By choosing to build your application on managed containers and/or functions you effectively delegate responsibility for system security updates to your cloud provider.
Zero-trust architecture (ZTA) is a relatively new idea that some organizations are starting to believe in and adopt. In the words of security specialist Michael Wasielewski, zero-trust architecture “is a model where application components or microservices are considered discrete from each other and no component or microservice trusts any other.” In other words, each microservice should inherently distrust any input coming from the network (regardless of how well protected such network may be) and should instead adopt measures that allow it to trust a connection.
In my opinion, ZTA today is where defense in depth for microservices was five years ago. It is a great idea that deserves consideration and may well need to be adopted by some (but not all) projects.
We are, unfortunately, still far away from seeing any managed service or tool that can help us automate the process of establishing a ZTA. But good work has been done on it. The UK’s National Cyber Security Centre has developed 10 principles that you can evaluate and adopt as part of your ZTA strategy. Amazon Web Services has published some reference architectures as well that can help you get a sense of what it may look like if you’re on AWS.
Get your containers out of the public network
The advice in 2017 was to make sure that all of the containers running your microservices are behind an API gateway. With an API gateway such as Amazon API Gateway or Google’s Apigee you can ensure that a single, well-secured entry point exists for all of your microservices. Meanwhile, your microservices are protected behind a firewall and can never be reached apart from the API gateway.
That was not as obvious an idea a few years ago as it may sound now. But today, those services have become even easier to set up, and some well-established patterns have been developed that reflect real-world experience.
So the best practice remains the same, but services and technologies have evolved that make taking your microservices out of the public network much easier to accomplish.

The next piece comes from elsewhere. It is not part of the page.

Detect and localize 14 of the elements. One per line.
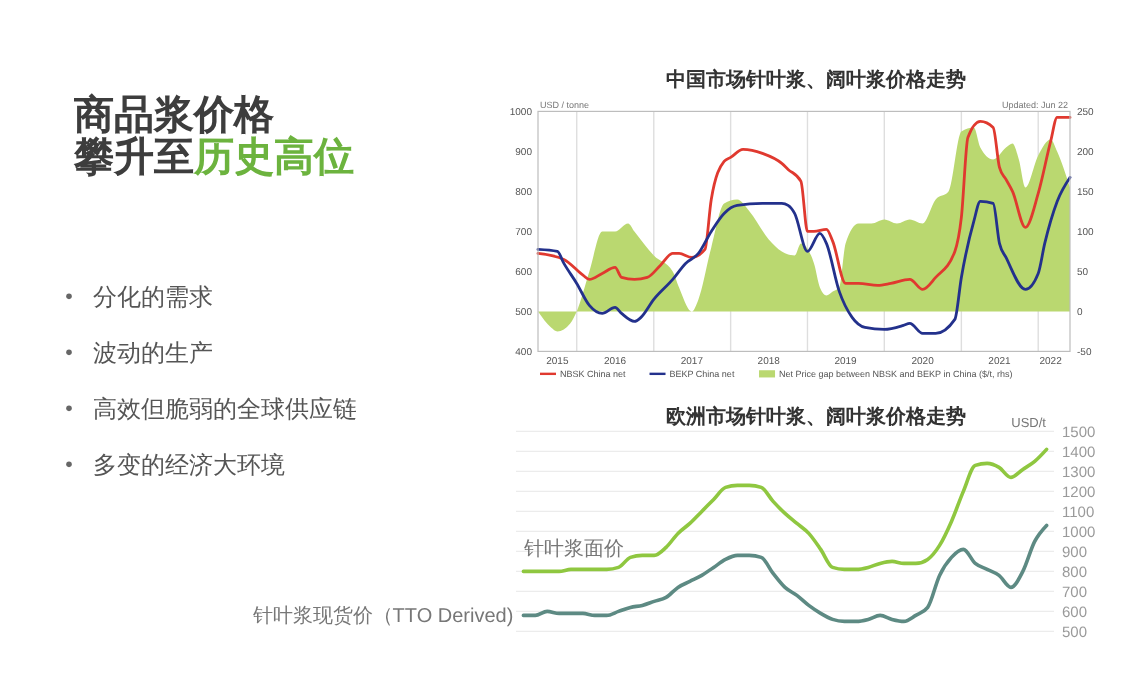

Monitor everything with a tool
In 2017, I suggested that it would be unwise to build a microservices-based application without the ability to confidently monitor everything.
Back then, while still relatively new, Prometheus was by far the best available option. Extremely powerful, highly configurable, and, most of all, built with microservices in mind.

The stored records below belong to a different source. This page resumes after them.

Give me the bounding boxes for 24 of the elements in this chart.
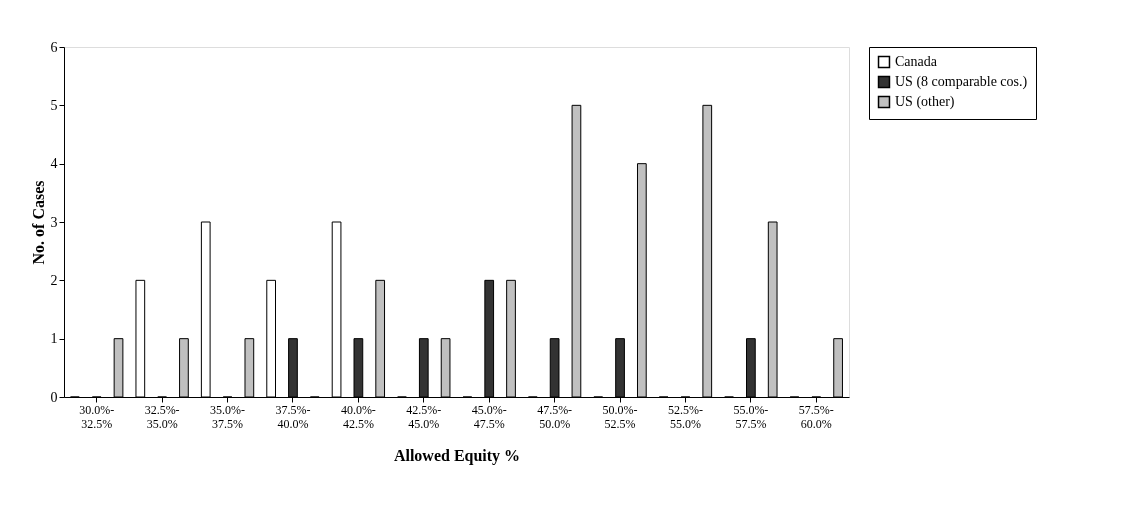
y-tick-label: 0 bbox=[50, 389, 58, 405]
x-tick-label: 57.5%-60.0% bbox=[798, 402, 834, 431]
y-tick-label: 2 bbox=[50, 272, 58, 288]
x-tick-label: 45.0%-47.5% bbox=[471, 402, 507, 431]
y-tick-label: 3 bbox=[50, 214, 58, 230]
x-tick-label: 50.0%-52.5% bbox=[602, 402, 638, 431]
legend-label: US (other) bbox=[895, 94, 955, 110]
y-axis-title: No. of Cases bbox=[29, 180, 47, 265]
x-tick-label: 35.0%-37.5% bbox=[210, 402, 246, 431]
x-tick-label: 42.5%-45.0% bbox=[406, 402, 442, 431]
x-axis-title: Allowed Equity % bbox=[393, 446, 521, 465]
legend-label: Canada bbox=[895, 54, 938, 69]
y-tick-label: 5 bbox=[50, 97, 58, 113]
x-tick-label: 55.0%-57.5% bbox=[733, 402, 769, 431]
x-tick-label: 52.5%-55.0% bbox=[667, 402, 703, 431]
x-tick-label: 47.5%-50.0% bbox=[537, 402, 573, 431]
legend-label: US (8 comparable cos.) bbox=[895, 74, 1028, 90]
y-tick-label: 6 bbox=[50, 39, 58, 55]
x-tick-label: 40.0%-42.5% bbox=[340, 402, 376, 431]
y-tick-label: 1 bbox=[50, 331, 58, 347]
x-tick-label: 37.5%-40.0% bbox=[275, 402, 311, 431]
x-tick-label: 32.5%-35.0% bbox=[144, 402, 180, 431]
x-tick-label: 30.0%-32.5% bbox=[79, 402, 115, 431]
y-tick-label: 4 bbox=[50, 156, 58, 172]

Today, Prometheus is available as a managed service from AWS and others. This makes it even easier to get started with, since you don’t need a team of seasoned Prometheus experts to set it up for you.
But other options are available as well. In fact, the advice today is to start out with a simpler service such as DataDog, New Relic, Amazon CloudWatch, or Azure Monitor. These services are so easy to configure and use, and so inexpensive, that there is really no reason not to adopt them from day one.
In the serverless world, where in the early days there was no really easy way to monitor all of your functions, things are much more mature these days. Services such as those from the Israel-based companies Lumigo and Epsagon are now widely adopted, while others such as Dashbird have been gaining a lot of momentum.
A growing body to cover
While security best practices for microservices have remained largely the same, the ecosystem has greatly evolved and expanded. Cloud-based managed services can make adhering to such best practices easier and more immediate. Projects can and should achieve high security standards from a very early stage without the need to hire security specialists until they are much bigger.
As you embark on building your next microservices-based project (or securing an existing one), make sure to understand what the primary security best practices are, and then confidently delegate of many of those as possible to powerful cloud-based services such as the ones suggested in this article. This will ensure scalable security and position your microservices project for future growth.